Comparing the methods discussed, route C (
Scheme 3) offers significant advantages, over routes A and B, for the preparation of thioether containing peptides, mainly because the condensation of the thiol-peptide fragment
20 with the resin-bound bromoacetyl peptide
12 proceeds faster than: (i) the use of the thioether containing building block
8 in SPPS (
Scheme 1; route A), or (ii) the condensation of the thioether containing peptide
9 with the peptide fragment
10 (
Scheme 1; route A) or (iii) the condensation of the thiol-containing peptide fragment
14 with the peptide fragment
15 (
Scheme 2; route B).
Regarding the synthesis of the thiol-peptide fragment 20, in case that acid sensitive (cleaved under acidic solutions ≤1% TFA) amino acid side chain protecting groups are needed in the peptide sequence, we suggest its synthesis through reductive cleavage from resin 19, instead of its acidic cleavage from resin 18 (by which the acid labile protecting group would be cleaved).
In contrary, routes B and C, which were based on the synthesis of the resin-bound haloacylated peptide 12, have to be avoided when the sequence of 12 contains various strong nucleophiles, which may react with the haloacetyl moiety.

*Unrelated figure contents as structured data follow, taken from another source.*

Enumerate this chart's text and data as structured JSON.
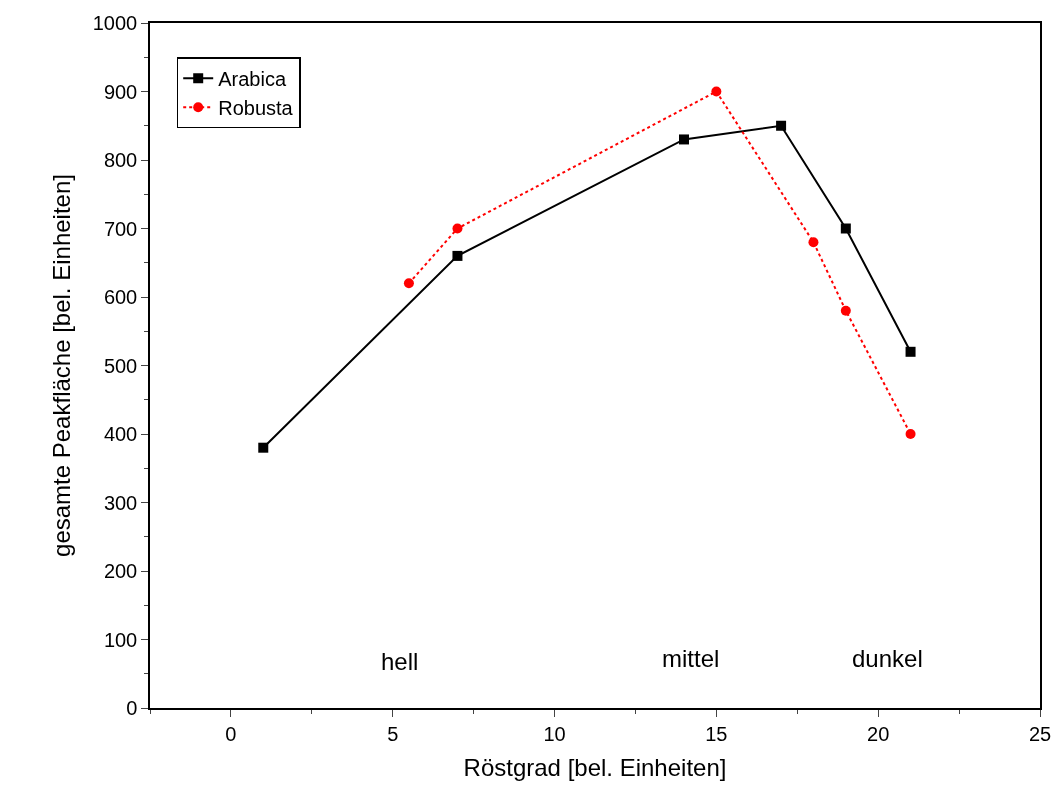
{
  "chart_data": {
    "type": "line",
    "xlabel": "Röstgrad [bel. Einheiten]",
    "ylabel": "gesamte Peakfläche [bel. Einheiten]",
    "xlim": [
      -2.5,
      25
    ],
    "xticks": [
      0,
      5,
      10,
      15,
      20,
      25
    ],
    "ylim": [
      0,
      1000
    ],
    "yticks": [
      0,
      100,
      200,
      300,
      400,
      500,
      600,
      700,
      800,
      900,
      1000
    ],
    "legend": "top left",
    "series": [
      {
        "name": "Arabica",
        "color": "#000000",
        "marker": "square",
        "line_style": "solid",
        "x": [
          1,
          7,
          14,
          17,
          19,
          21
        ],
        "values": [
          380,
          660,
          830,
          850,
          700,
          520
        ]
      },
      {
        "name": "Robusta",
        "color": "#ff0000",
        "marker": "circle",
        "line_style": "dotted",
        "x": [
          5.5,
          7,
          15,
          18,
          19,
          21
        ],
        "values": [
          620,
          700,
          900,
          680,
          580,
          400
        ]
      }
    ],
    "annotations": [
      "hell",
      "mittel",
      "dunkel"
    ]
  }
}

This is a well-known problem for bromoacetylated-Met-peptides and we proved that bromoacetylated-Pro-peptides also suffered from instability issues, by their conversion to the corresponding diketopiperazine peptide derivatives. In this case, route A should be preferred, as in this route the thioether formation is performed on the resin-bound esterified haloacid 5, thus, amino acids have not yet been introduced into the peptide sequence, avoiding the nucleophilic attack on the haloacetyl moiety by the nucleophilic groups that are present in the peptide chain of routes B and C.